Oldest Jewish person in the world dies
BY JAY LEVIN
The woman whom researchers say was the oldest Jewish person in the world died Wednesday at age 112.
Berta Rosenberg, who lived in the Washington Heights section of Manhattan, occasionally attended synagogue in Cliffside Park, where her 84-year-old daughter, Ruth Hammer, lives.
“She gave from the heart and was such a good person,” Hammer said. “I never heard a loud tone from my mother.”
Rosenberg’s birth date — Sept. 5, 1896 — was confirmed in 2006 by Robert Young, senior claims researcher for the Los Angeles-based Gerontology Research Group and a senior consultant to Guinness World Records.
At the time of her death, Rosenberg was the world’s 19th oldest person and the oldest Jewish person, Young said Thursday.
The former Berta Blum was born in Frankenau, Germany. She and her family immigrated to the United States in September 1938, two months before Kristallnacht, the Nazis’ coordinated attack on Jewish people in Germany.
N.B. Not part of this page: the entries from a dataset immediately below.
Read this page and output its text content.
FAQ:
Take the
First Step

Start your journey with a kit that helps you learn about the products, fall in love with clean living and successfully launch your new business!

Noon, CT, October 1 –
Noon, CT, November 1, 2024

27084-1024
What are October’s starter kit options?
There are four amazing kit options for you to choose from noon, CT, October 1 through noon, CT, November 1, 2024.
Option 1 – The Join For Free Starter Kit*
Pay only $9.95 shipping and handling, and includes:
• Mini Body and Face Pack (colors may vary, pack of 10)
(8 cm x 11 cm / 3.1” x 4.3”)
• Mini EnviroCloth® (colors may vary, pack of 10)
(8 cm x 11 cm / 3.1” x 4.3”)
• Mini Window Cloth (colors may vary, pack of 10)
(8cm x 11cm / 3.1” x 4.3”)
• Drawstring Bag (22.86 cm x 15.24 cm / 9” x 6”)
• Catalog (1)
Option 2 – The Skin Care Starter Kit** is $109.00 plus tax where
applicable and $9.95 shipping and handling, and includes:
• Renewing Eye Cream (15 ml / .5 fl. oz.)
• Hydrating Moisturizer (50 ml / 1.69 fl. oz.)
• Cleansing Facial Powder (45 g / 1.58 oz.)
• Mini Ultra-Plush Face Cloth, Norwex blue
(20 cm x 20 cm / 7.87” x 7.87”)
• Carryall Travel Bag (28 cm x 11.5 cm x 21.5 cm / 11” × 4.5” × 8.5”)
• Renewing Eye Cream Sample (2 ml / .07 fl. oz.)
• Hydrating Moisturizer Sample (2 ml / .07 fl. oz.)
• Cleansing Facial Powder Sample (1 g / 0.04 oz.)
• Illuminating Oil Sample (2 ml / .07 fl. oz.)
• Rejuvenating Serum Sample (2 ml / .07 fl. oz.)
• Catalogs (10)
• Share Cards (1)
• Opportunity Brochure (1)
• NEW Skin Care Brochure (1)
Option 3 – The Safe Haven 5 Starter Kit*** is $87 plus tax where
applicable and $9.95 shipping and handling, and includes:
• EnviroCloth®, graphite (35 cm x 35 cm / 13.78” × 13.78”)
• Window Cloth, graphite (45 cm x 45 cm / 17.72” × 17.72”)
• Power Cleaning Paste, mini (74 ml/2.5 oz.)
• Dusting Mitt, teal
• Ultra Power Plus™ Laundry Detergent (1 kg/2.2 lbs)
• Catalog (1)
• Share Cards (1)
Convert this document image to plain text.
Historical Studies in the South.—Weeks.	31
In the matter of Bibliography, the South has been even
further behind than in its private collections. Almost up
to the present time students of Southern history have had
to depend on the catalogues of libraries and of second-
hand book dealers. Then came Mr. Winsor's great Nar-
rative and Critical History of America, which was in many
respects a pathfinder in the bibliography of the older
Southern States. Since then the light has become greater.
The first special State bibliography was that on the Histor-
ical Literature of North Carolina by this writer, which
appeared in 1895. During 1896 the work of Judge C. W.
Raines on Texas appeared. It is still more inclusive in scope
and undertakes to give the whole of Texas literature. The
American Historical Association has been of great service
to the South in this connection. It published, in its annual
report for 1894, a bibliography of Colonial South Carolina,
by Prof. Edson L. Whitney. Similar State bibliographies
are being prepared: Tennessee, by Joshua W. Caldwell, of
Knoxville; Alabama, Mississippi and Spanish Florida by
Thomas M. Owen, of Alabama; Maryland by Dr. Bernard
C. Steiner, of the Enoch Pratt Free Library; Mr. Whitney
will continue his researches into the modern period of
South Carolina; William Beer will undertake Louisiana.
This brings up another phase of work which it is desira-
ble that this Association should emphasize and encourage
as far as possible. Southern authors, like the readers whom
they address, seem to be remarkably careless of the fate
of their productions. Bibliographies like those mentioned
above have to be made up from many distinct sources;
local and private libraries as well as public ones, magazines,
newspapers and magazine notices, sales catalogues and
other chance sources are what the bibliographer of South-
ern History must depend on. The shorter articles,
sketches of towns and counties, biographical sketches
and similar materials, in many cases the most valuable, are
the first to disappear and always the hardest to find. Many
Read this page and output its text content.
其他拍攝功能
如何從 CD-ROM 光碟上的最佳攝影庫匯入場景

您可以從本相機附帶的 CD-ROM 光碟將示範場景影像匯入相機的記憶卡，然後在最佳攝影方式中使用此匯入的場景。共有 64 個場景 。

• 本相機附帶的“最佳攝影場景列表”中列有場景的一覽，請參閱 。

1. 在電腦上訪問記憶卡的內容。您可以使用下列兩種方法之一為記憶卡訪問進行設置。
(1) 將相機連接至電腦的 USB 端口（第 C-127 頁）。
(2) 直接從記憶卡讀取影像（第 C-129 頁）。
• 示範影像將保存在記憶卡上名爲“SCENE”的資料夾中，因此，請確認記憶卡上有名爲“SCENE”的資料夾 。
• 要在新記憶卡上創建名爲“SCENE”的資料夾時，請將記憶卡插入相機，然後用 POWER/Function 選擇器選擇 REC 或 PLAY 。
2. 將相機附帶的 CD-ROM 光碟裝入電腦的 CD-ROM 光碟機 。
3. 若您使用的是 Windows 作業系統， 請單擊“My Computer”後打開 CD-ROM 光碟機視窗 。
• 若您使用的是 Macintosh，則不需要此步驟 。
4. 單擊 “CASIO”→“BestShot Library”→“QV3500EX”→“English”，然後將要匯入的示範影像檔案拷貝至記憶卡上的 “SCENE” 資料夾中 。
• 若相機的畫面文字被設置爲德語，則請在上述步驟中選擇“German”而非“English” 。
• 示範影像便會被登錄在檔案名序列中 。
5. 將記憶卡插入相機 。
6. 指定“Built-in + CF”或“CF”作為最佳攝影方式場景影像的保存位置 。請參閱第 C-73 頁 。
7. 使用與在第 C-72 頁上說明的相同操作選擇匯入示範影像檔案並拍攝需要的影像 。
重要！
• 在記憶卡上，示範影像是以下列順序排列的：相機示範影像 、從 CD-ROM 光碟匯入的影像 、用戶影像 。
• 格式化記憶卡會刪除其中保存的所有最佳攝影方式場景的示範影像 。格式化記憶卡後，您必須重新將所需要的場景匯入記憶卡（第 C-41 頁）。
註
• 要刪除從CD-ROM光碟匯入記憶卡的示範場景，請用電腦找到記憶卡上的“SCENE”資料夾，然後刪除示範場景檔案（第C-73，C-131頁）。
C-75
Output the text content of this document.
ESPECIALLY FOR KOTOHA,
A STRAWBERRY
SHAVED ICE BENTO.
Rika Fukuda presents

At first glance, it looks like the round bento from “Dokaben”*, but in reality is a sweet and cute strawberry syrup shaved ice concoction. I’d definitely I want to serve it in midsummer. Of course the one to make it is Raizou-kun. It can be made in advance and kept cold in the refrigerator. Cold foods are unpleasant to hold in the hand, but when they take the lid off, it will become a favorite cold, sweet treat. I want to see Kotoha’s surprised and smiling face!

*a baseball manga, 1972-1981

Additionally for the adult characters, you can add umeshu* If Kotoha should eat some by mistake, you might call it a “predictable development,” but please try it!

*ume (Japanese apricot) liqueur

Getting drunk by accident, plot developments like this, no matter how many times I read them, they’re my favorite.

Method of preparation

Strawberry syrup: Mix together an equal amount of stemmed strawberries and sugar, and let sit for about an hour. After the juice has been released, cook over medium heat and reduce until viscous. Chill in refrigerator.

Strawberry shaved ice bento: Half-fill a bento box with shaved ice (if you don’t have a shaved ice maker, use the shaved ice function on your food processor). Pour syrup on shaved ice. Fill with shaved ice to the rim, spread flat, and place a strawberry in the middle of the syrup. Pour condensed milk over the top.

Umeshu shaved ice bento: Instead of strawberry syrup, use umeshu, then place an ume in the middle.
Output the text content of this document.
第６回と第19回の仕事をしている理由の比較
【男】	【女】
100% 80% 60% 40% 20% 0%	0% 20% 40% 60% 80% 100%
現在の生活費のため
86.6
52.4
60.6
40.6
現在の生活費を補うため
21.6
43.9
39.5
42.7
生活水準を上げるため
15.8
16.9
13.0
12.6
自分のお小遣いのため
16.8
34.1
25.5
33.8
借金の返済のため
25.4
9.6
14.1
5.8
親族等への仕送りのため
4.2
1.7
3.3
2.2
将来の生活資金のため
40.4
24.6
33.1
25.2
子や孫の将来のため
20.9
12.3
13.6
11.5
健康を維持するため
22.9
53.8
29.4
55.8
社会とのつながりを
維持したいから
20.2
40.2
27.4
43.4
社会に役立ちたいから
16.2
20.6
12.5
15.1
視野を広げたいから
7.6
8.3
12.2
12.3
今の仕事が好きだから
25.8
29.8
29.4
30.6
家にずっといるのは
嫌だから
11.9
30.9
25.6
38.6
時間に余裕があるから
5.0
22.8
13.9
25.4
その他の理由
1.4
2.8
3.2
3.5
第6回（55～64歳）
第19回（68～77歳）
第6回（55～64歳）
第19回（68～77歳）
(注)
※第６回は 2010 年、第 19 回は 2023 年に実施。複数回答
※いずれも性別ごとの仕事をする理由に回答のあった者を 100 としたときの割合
She worked as a cleaning lady in New York upon arriving in the United States and later developed a business selling housewares, her daughter said.
Hammer attributed her mother’s longevity to a diet of fresh foods and the family’s decision to keep her in her Washington Heights apartment, rather than a nursing home.
Rosenberg was predeceased by her husband, Moritz Rosenberg, and a son, Theodore Rosenberg.
The funeral will be held tomorrow at Gutterman and Musicant Jewish Funeral Directors in Hackensack. Burial will be in Cedar Park Cemetery, Paramus.
Washington Heights resident Berta Rosenberg has died. She was the world's oldest Jew.